Sitting just behind heart disease and cancer, medical errors in hospitals were cited as the third leading cause of death in the United States in 2016, according to the BMJ, and the truth is not enough has been done to address the issue since. Considering how looked after we feel in a hospital setting, it's a rather frightening statistic. It's therefore important to remind ourselves that throughout history, from treating polio to discovering insulin, analytical inquiry has proven itself a crucial prerequisite to innovation and improvement. Sometimes, regardless of the veracity of such statistics, it takes a well-circulated critique to serve as a wake-up call for an industry to thoroughly re-evaluate itself.

Defining medical error has become more of a focus in recent decades, and that’s because healthcare institutions needed to establish “error” as a clinical research priority.
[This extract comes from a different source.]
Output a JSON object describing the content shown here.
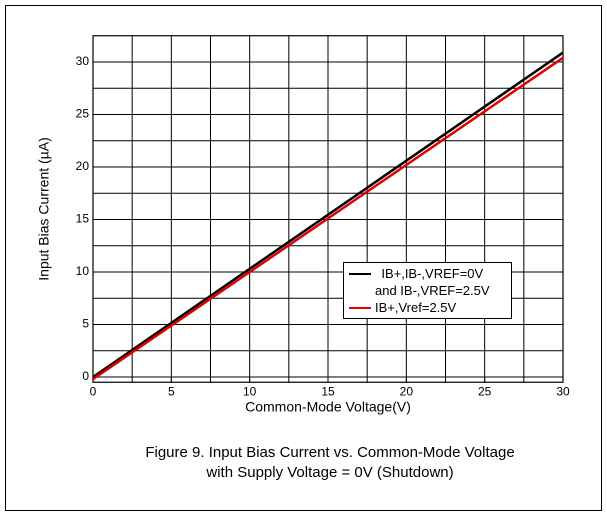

Today, we define medical error as an unintended act (either of omission or commission) or one that does not achieve its intended outcome. These errors can occur as a result of; a failure of a planned action to be completed as intended (an error of execution), the use of a wrong plan to achieve an aim (an error of planning), or a deviation from the process of care that may or may not cause harm to the patient.

Part of the reason such misconceptions exist are due in part to the shortcomings in classifying errors throughout history. The annual list of the most common causes of death in the United States, compiled by the Centers for Disease Control and Prevention (CDC), informs public awareness and national research priorities each year. The list is created using death certificates filled out by physicians, funeral directors, medical examiners, and coroners.

But the death certificate posed a major limitation: it historically relied on assigning an International Classification of Disease (ICD) code to the cause of death. As a result, causes of death not associated with an ICD code, such as human and system factors, were not traditionally captured, creating a smokescreen for budding analysts.

It’s worth noting that incidence rates for deaths directly attributable to medical care gone awry haven't been recognized in any standardized method for collecting national statistics. The medical coding system was designed to organize billing for doctors’ services, not to collect national health statistics, as it is currently being used. At that time, the medical community overlooked that diagnostic errors, medical mistakes, and the absence of safety nets could result in someone's death. Because of that, medical errors were unintentionally excluded from national health statistics.